Smartly setting up trusts requires knowledge of state tax laws, not just federal rules. "Each state has its own little unique twists and turns," says Heather Flanagan, a senior wealth planner at PNC Wealth Management. "It's kind of a hodgepodge right now. It would be nice to have some uniform law."
Everyone knows that nothing is that simple when it comes to taxes. If things were simple, then a trust could be created under the laws of a given state and would only be subject to taxation in that state. But that is just not always the case.
Trusts are sometimes subject to taxation in the state in which they were formed, the state where the trust creator lives, the state where the trustee lives, the state where a beneficiary lives and the state where trust property is held.

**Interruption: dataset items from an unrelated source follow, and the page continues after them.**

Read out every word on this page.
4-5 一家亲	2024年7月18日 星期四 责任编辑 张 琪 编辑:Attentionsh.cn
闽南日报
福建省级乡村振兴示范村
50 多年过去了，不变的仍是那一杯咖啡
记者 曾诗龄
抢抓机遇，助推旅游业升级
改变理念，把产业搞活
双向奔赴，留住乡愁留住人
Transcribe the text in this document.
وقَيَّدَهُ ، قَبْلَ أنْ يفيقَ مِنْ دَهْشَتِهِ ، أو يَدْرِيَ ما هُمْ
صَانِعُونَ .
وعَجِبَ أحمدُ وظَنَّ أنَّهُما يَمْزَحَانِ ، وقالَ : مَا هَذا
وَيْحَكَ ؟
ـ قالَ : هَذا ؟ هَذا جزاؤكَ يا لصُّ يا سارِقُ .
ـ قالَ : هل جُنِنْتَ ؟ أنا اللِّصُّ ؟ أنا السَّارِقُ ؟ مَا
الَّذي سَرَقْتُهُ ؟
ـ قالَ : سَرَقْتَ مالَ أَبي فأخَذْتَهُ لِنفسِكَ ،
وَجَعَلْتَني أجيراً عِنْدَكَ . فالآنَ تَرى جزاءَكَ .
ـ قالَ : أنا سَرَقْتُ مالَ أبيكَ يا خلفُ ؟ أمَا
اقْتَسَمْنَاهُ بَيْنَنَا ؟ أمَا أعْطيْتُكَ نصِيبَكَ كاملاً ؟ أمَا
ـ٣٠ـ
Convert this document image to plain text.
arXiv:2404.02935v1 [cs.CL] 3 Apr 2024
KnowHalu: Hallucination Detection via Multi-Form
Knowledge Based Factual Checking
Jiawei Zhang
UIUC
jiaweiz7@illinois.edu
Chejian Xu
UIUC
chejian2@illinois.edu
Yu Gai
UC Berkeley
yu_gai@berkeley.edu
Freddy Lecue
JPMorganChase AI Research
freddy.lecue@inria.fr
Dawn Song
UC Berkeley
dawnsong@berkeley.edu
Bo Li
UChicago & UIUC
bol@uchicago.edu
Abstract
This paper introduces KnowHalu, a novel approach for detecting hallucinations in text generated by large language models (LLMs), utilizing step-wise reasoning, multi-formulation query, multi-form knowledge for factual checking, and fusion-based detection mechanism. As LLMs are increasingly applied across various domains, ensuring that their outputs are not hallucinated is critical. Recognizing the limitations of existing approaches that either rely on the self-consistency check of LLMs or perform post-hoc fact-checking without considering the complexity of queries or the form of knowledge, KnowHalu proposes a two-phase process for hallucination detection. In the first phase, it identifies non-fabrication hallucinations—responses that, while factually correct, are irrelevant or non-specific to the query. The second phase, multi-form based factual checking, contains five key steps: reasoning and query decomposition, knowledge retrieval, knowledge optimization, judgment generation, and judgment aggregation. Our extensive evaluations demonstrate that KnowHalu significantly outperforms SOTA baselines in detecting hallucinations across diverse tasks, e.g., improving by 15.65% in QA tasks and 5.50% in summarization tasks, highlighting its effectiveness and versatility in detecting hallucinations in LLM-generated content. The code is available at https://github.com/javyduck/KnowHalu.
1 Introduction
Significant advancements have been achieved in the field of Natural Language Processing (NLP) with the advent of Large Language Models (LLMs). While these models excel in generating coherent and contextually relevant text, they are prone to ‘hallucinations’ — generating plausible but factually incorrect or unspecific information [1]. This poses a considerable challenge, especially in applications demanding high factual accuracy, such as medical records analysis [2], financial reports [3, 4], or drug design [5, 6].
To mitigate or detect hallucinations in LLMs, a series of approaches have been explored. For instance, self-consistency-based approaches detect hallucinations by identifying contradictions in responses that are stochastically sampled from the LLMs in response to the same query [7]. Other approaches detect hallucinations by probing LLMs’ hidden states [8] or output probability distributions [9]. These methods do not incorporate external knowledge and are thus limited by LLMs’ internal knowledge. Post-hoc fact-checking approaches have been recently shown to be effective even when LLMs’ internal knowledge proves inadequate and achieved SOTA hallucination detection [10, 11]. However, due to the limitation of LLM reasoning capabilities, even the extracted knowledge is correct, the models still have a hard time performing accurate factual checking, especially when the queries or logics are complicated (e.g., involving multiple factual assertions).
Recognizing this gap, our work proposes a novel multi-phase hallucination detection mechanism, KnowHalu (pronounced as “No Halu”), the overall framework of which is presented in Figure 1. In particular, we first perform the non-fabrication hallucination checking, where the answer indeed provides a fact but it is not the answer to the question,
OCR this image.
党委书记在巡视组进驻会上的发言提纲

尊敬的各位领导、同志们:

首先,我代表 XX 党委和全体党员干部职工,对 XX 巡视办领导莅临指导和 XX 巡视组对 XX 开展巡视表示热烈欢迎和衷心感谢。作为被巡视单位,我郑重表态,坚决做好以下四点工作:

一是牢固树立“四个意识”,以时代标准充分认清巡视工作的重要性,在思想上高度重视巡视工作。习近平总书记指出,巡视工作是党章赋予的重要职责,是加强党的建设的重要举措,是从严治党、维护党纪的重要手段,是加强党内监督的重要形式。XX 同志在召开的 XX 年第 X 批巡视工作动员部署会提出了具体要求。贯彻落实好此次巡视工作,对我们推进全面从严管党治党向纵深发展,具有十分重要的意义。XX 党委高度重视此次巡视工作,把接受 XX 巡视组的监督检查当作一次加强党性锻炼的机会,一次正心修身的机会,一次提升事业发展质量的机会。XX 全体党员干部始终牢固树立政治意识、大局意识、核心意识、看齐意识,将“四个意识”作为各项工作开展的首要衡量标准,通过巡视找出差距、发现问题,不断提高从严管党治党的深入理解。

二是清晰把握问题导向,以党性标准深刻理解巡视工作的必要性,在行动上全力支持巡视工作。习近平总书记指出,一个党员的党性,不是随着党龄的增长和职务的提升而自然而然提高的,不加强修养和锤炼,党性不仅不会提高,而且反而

In a recent article titled "Can Another State Tax Your Trust?," Barron's points out how confusing and difficult it can be to navigate the tax laws of many different states that might want to claim the right to tax a trust.
The problem is that there are no standard, nationwide rules about which states can tax a trust.
If the trust is deemed to have a close enough connection to a state, a "nexus" in legalese, then a state can tax the trust.
What constitutes a close enough connection to any given state depends on the laws and court rulings of the state that wishes to impose a tax on a trust.
Nevertheless, with states often facing revenue shortfalls, it is no surprise that legislatures are continuously passing laws in an attempt to mandate that more and more trusts can be taxed by their states.
Because of these state tax issues, it is very important that you have your trust created by an experienced estate planning attorney who can help you navigate tax issues.
Remember also to revisit your trust with your attorney from time to time as state tax laws do change.
When it comes to any government and taxes, you need to stay involved to minimize the tax burdens on your trust.